Kiedy moja córka, Emilia, postanowiła kontynuować studia, zostawiła swojego syna, Jasia, pod moją opieką. Emilia mieszka na odludziu w Bieszczadach, gdzie nie ma szkół, przedszkoli ani nawet niezawodnego internetu. Chciała dać Jasiowi lepszą szansę na życie, więc przeniosła się do miasta na studia, zostawiając mnie i mojego męża z opieką nad nim.

Na początku myślałam, że to będzie tymczasowe rozwiązanie. Emilia zapewniała nas, że wróci po Jasia, jak tylko skończy studia. Ale gdy miesiące zamieniły się w lata, stało się jasne, że to nie będzie krótkoterminowa sytuacja.

Jaś od początku był trudnym dzieckiem. Był głośny, nadpobudliwy i miał problemy z przestrzeganiem zasad. Mój mąż i ja jesteśmy po sześćdziesiątce, a nadążanie za energicznym pięciolatkiem było wyczerpujące. Próbowaliśmy zapisać go do lokalnego przedszkola, ale najbliższe było ponad godzinę drogi stąd i nie mogliśmy sobie pozwolić na codzienne dojazdy.

Musieliśmy radzić sobie z tym, co mieliśmy. Próbowałam uczyć Jasia podstaw czytania i matematyki w domu, ale miał trudności z koncentracją. Jego zachowanie stawało się coraz bardziej chaotyczne i zaczęłam podejrzewać, że może mieć ADHD. Zabraliśmy go do lekarza, który potwierdził nasze podejrzenia i przepisał leki. Jednak podawanie Jasiowi leków było kolejną walką.

Emilia odwiedzała nas sporadycznie, ale jej wizyty były rzadkie i krótkie. Zawsze była zajęta nauką i pracą na pół etatu. Obiecywała, że zabierze Jasia z powrotem po ukończeniu studiów, ale widziałam napięcie w jej oczach. Była przytłoczona i ledwo dawała sobie radę.

Z czasem zachowanie Jasia pogarszało się. Zaczął mieć gwałtowne wybuchy złości i często wpadał w histerię trwającą godzinami. Mój mąż i ja byliśmy na skraju wytrzymałości. Próbowaliśmy wszystkiego, co przyszło nam do głowy—terapii, różnych leków, nawet alternatywnych metod leczenia—ale nic nie pomagało.

Pewnego dnia Jaś miał szczególnie zły epizod. Zniszczył kilka mebli i nawet zranił naszego psa. Byliśmy zdruzgotani. Zrozumieliśmy, że nie możemy już dłużej radzić sobie sami. Zadzwoniliśmy do Emilii i powiedzieliśmy jej, że musi wrócić i wziąć odpowiedzialność za swojego syna.

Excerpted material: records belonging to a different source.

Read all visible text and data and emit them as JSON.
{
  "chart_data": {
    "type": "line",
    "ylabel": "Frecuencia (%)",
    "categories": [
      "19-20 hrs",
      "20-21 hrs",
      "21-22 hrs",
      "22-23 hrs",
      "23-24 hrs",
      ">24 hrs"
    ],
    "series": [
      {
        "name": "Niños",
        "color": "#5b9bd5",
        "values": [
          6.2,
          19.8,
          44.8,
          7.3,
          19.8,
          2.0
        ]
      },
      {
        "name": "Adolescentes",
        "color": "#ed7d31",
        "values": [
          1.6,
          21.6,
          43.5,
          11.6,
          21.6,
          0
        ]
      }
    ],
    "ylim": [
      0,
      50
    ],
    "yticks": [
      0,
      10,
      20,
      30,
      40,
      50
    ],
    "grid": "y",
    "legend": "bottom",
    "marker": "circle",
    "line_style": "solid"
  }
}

Emilia była zrozpaczona. Błagała nas o więcej czasu, ale nie mogliśmy dłużej czekać. Byliśmy fizycznie i emocjonalnie wyczerpani. Powiedzieliśmy jej, że jeśli nie wróci, będziemy zmuszeni zaangażować Opiekę Społeczną.

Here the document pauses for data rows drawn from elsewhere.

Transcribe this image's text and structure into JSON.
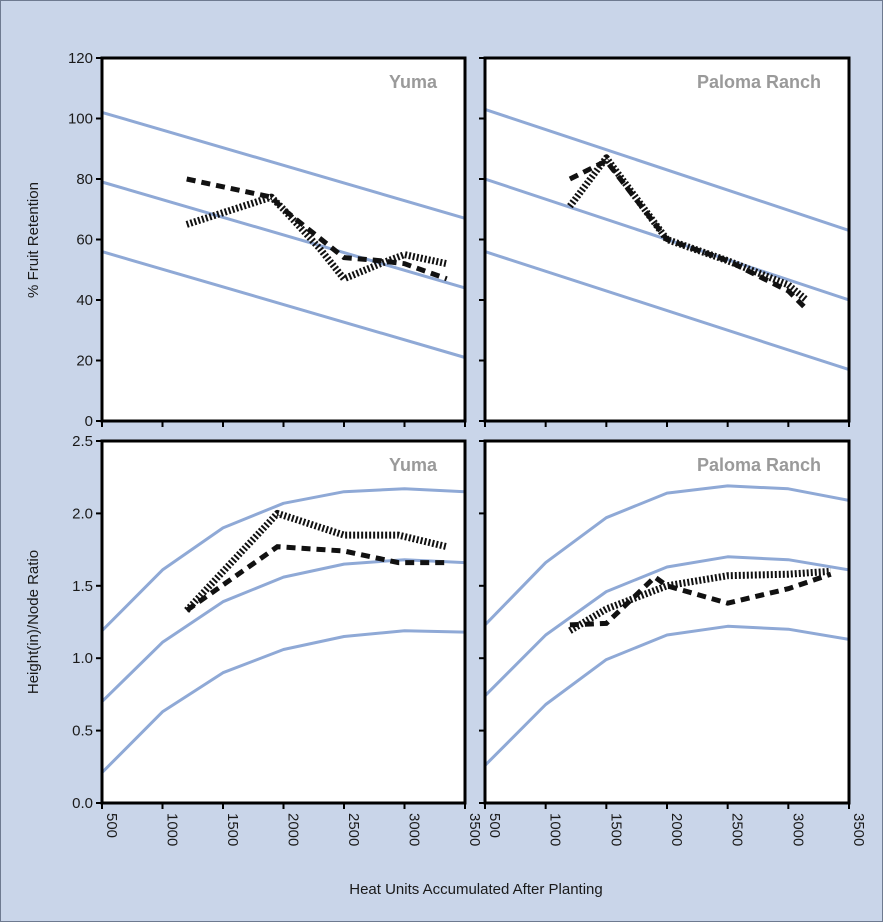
{
  "chart_data": {
    "type": "line",
    "xlabel": "Heat Units Accumulated After Planting",
    "x_ticks": [
      "500",
      "1000",
      "1500",
      "2000",
      "2500",
      "3000",
      "3500"
    ],
    "xlim": [
      500,
      3500
    ],
    "band_color": "#8fa9d6",
    "series_color": "#111111",
    "rows": [
      {
        "ylabel": "% Fruit Retention",
        "ylim": [
          0,
          120
        ],
        "y_ticks": [
          {
            "value": 0,
            "label": "0"
          },
          {
            "value": 20,
            "label": "20"
          },
          {
            "value": 40,
            "label": "40"
          },
          {
            "value": 60,
            "label": "60"
          },
          {
            "value": 80,
            "label": "80"
          },
          {
            "value": 100,
            "label": "100"
          },
          {
            "value": 120,
            "label": "120"
          }
        ]
      },
      {
        "ylabel": "Height(in)/Node Ratio",
        "ylim": [
          0,
          2.5
        ],
        "y_ticks": [
          {
            "value": 0,
            "label": "0.0"
          },
          {
            "value": 0.5,
            "label": "0.5"
          },
          {
            "value": 1.0,
            "label": "1.0"
          },
          {
            "value": 1.5,
            "label": "1.5"
          },
          {
            "value": 2.0,
            "label": "2.0"
          },
          {
            "value": 2.5,
            "label": "2.5"
          }
        ]
      }
    ],
    "panels": [
      {
        "label": "Yuma",
        "bands": [
          {
            "x": [
              500,
              3500
            ],
            "y": [
              102,
              67
            ]
          },
          {
            "x": [
              500,
              3500
            ],
            "y": [
              79,
              44
            ]
          },
          {
            "x": [
              500,
              3500
            ],
            "y": [
              56,
              21
            ]
          }
        ],
        "series": [
          {
            "style": "dashed",
            "x": [
              1200,
              1900,
              2000,
              2500,
              2800,
              3000,
              3350
            ],
            "y": [
              80,
              74,
              70,
              54,
              53,
              52,
              47
            ]
          },
          {
            "style": "dotted",
            "x": [
              1200,
              1900,
              2000,
              2300,
              2500,
              2800,
              3000,
              3350
            ],
            "y": [
              65,
              74,
              70,
              57,
              47,
              52,
              55,
              52
            ]
          }
        ]
      },
      {
        "label": "Paloma Ranch",
        "bands": [
          {
            "x": [
              500,
              3500
            ],
            "y": [
              103,
              63
            ]
          },
          {
            "x": [
              500,
              3500
            ],
            "y": [
              80,
              40
            ]
          },
          {
            "x": [
              500,
              3500
            ],
            "y": [
              56,
              17
            ]
          }
        ],
        "series": [
          {
            "style": "dashed",
            "x": [
              1200,
              1500,
              2000,
              2500,
              3000,
              3150
            ],
            "y": [
              80,
              86,
              60,
              53,
              43,
              37
            ]
          },
          {
            "style": "dotted",
            "x": [
              1200,
              1500,
              2000,
              2500,
              3000,
              3150
            ],
            "y": [
              71,
              87,
              60,
              53,
              45,
              40
            ]
          }
        ]
      },
      {
        "label": "Yuma",
        "bands": [
          {
            "x": [
              500,
              1000,
              1500,
              2000,
              2500,
              3000,
              3500
            ],
            "y": [
              1.19,
              1.61,
              1.9,
              2.07,
              2.15,
              2.17,
              2.15
            ]
          },
          {
            "x": [
              500,
              1000,
              1500,
              2000,
              2500,
              3000,
              3500
            ],
            "y": [
              0.7,
              1.11,
              1.39,
              1.56,
              1.65,
              1.68,
              1.66
            ]
          },
          {
            "x": [
              500,
              1000,
              1500,
              2000,
              2500,
              3000,
              3500
            ],
            "y": [
              0.21,
              0.63,
              0.9,
              1.06,
              1.15,
              1.19,
              1.18
            ]
          }
        ],
        "series": [
          {
            "style": "dashed",
            "x": [
              1200,
              1950,
              2500,
              2950,
              3350
            ],
            "y": [
              1.33,
              1.77,
              1.74,
              1.66,
              1.66
            ]
          },
          {
            "style": "dotted",
            "x": [
              1200,
              1950,
              2500,
              2950,
              3350
            ],
            "y": [
              1.33,
              2.0,
              1.85,
              1.85,
              1.77
            ]
          }
        ]
      },
      {
        "label": "Paloma Ranch",
        "bands": [
          {
            "x": [
              500,
              1000,
              1500,
              2000,
              2500,
              3000,
              3500
            ],
            "y": [
              1.23,
              1.66,
              1.97,
              2.14,
              2.19,
              2.17,
              2.09
            ]
          },
          {
            "x": [
              500,
              1000,
              1500,
              2000,
              2500,
              3000,
              3500
            ],
            "y": [
              0.74,
              1.16,
              1.46,
              1.63,
              1.7,
              1.68,
              1.61
            ]
          },
          {
            "x": [
              500,
              1000,
              1500,
              2000,
              2500,
              3000,
              3500
            ],
            "y": [
              0.26,
              0.68,
              0.99,
              1.16,
              1.22,
              1.2,
              1.13
            ]
          }
        ],
        "series": [
          {
            "style": "dashed",
            "x": [
              1200,
              1500,
              1900,
              2000,
              2500,
              3000,
              3350
            ],
            "y": [
              1.23,
              1.24,
              1.56,
              1.5,
              1.38,
              1.48,
              1.58
            ]
          },
          {
            "style": "dotted",
            "x": [
              1200,
              1500,
              2000,
              2500,
              3000,
              3350
            ],
            "y": [
              1.19,
              1.34,
              1.5,
              1.57,
              1.58,
              1.6
            ]
          }
        ]
      }
    ]
  }
}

Z niechęcią Emilia wróciła do domu. Próbowała pogodzić naukę z opieką nad Jasiem, ale to było dla niej za dużo. W końcu rzuciła studia i podjęła nisko płatną pracę tylko po to, aby związać koniec z końcem.

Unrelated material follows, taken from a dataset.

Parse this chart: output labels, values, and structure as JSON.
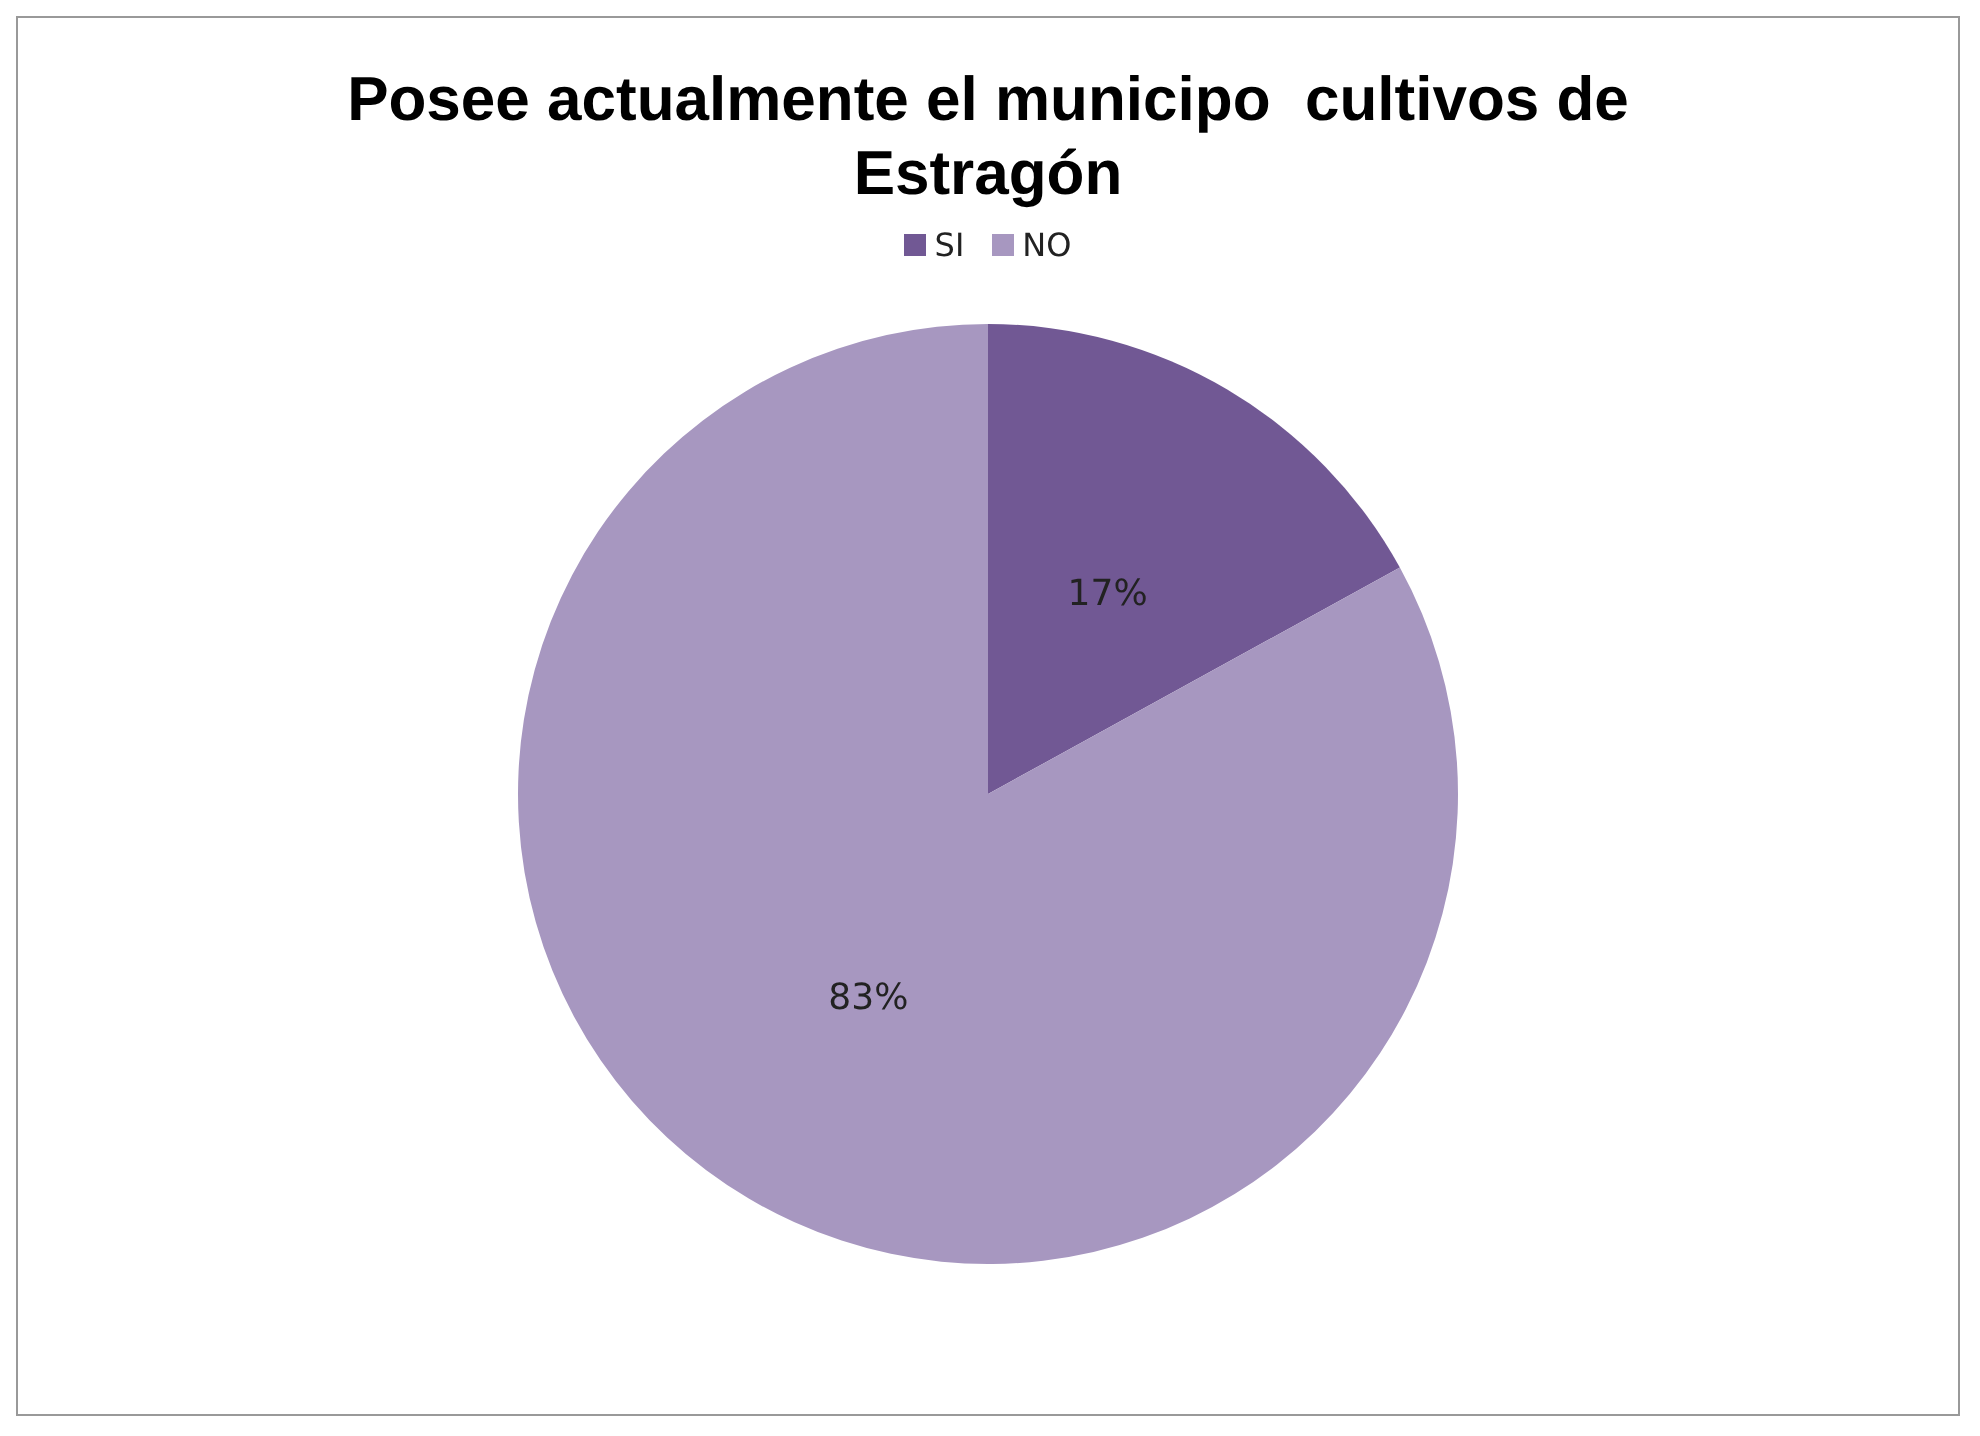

Zachowanie Jasia nadal się pogarszało. Został wyrzucony z kilku szkół, a Emilia miała trudności ze znalezieniem takiej, która by go przyjęła. Stała się coraz bardziej izolowana i przygnębiona. Nasza rodzina rozpadała się i nie było wyjścia.

W końcu nie mieliśmy innego wyboru niż umieścić Jasia w ośrodku terapeutycznym. To była najtrudniejsza decyzja, jaką kiedykolwiek musieliśmy podjąć, ale wiedzieliśmy, że to jedyny sposób, aby otrzymał potrzebną pomoc. Emilia obwiniała siebie za wszystko, co się stało, a nasze relacje z nią stały się napięte.

Nasza historia nie ma szczęśliwego zakończenia. Straciliśmy wnuka na rzecz systemu, który nie był w stanie zapewnić mu potrzebnego wsparcia, a nasza rodzina została rozbita i poraniona.